Boden William E, Cherr Gregory S, Eagle Kim A, Cannon Christopher P, Califf Robert M, Hirsch Alan T, Alberts Mark J, Criqui Michael, Creager Mark A, Massaro Joseph M, D'Agostino Ralph B, Steg P Gabriel, Bhatt Deepak L
Department of Cardiology, Buffalo General and Millard Fillmore Hospitals and Division of Cardiovascular Medicine, Schools of Medicine & Public Health, State University of New York at Buffalo, NY, USA.
Crit Pathw Cardiol. 2010 Sep;9(3):116-25. doi: 10.1097/HPC.0b013e3181e7f93e.
To assess the effect of prior cardiovascular interventions on long-term clinical outcomes in patients with symptomatic atherothrombosis, the risk factor profiles, treatment patterns, and 24-month outcomes of patients in the United States with and without prior cardiovascular intervention (catheter-based, surgical, or lower-limb amputation) enrolled in the global REACH (REduction of Atherothrombosis for Continued Health) Registry were compared. Of the 17,521 US outpatients aged > or =45 years with established coronary artery disease, cerebrovascular disease, or peripheral artery disease enrolled in the REACH Registry between December 1, 2003 and June 1, 2004 who had > or =1 follow-up visit, 11,925 (68.1%) had a previous cardiovascular intervention. Prior intervention was most common in patients with coronary artery disease (76.7%) and least common in patients with cerebrovascular disease (14.6%) at baseline. Patients with prior cardiovascular intervention were significantly more likely to be taking antihypertensive, antithrombotic, or lipid-lowering therapies than those without prior intervention (P < 0.0001 for each therapy). However, 24-month Kaplan-Meier event rates for the composite outcome of cardiovascular death, nonfatal myocardial infarction, or nonfatal stroke were similar between patients with and without prior intervention (9.10% vs. 9.00%; P = 0.49). Thus, in the US REACH Registry, prior cardiovascular intervention was not associated with an increased risk of subsequent cardiovascular ischemic events during follow-up. Patients without prior cardiovascular intervention had a lower intensity of risk factor modification at baseline and appear to represent an at-risk, undertreated population.

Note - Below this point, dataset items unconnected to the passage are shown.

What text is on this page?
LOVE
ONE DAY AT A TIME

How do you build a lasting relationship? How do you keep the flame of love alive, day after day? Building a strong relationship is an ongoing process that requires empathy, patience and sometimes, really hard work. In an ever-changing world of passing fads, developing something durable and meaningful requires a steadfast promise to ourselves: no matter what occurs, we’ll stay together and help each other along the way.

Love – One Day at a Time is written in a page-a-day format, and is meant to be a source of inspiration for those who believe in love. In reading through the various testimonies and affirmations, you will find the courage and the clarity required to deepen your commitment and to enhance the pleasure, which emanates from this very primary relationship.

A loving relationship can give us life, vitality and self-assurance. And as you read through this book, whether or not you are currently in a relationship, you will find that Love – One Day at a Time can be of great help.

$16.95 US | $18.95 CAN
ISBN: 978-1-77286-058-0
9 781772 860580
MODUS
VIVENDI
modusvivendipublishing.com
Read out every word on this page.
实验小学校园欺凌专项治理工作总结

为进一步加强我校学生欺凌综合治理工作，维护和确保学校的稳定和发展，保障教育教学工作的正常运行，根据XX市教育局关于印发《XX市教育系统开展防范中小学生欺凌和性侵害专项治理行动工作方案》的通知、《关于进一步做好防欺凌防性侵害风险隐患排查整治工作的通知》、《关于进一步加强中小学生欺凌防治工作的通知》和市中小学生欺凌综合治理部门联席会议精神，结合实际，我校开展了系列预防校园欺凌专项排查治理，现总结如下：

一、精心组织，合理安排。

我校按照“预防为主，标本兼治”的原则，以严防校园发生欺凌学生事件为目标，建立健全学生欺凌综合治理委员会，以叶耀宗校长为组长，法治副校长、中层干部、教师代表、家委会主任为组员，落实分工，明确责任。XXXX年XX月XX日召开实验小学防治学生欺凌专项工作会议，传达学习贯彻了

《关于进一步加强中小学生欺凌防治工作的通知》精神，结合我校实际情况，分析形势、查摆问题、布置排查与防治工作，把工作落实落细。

为评估既往心血管干预措施对有症状动脉粥样硬化血栓形成患者长期临床结局的影响,对美国全球REACH(REduction of Atherothrombosis for Continued Health,持续健康动脉粥样硬化血栓形成减少)注册研究中登记的有或无既往心血管干预(基于导管的、外科手术的或下肢截肢)的患者的危险因素概况、治疗模式及24个月结局进行了比较。在2003年12月1日至2004年6月1日期间登记入REACH注册研究且进行了≥1次随访的17521名年龄≥45岁且患有确诊冠状动脉疾病、脑血管疾病或外周动脉疾病的美国门诊患者中,11925名(68.1%)曾有过心血管干预。基线时,既往干预在冠状动脉疾病患者中最为常见(76.7%),在脑血管疾病患者中最不常见(14.6%)。与无既往干预的患者相比,有既往心血管干预的患者更有可能接受抗高血压、抗血栓或降脂治疗(每种治疗P<0.0001)。然而,有或无既往干预的患者在心血管死亡、非致死性心肌梗死或非致死性卒中复合结局的24个月Kaplan-Meier事件发生率相似(9.10%对9.00%;P=0.49)。因此,在美国REACH注册研究中,既往心血管干预与随访期间随后心血管缺血事件风险增加无关。无既往心血管干预的患者在基线时危险因素修正强度较低,似乎代表了一个高危、治疗不足的人群。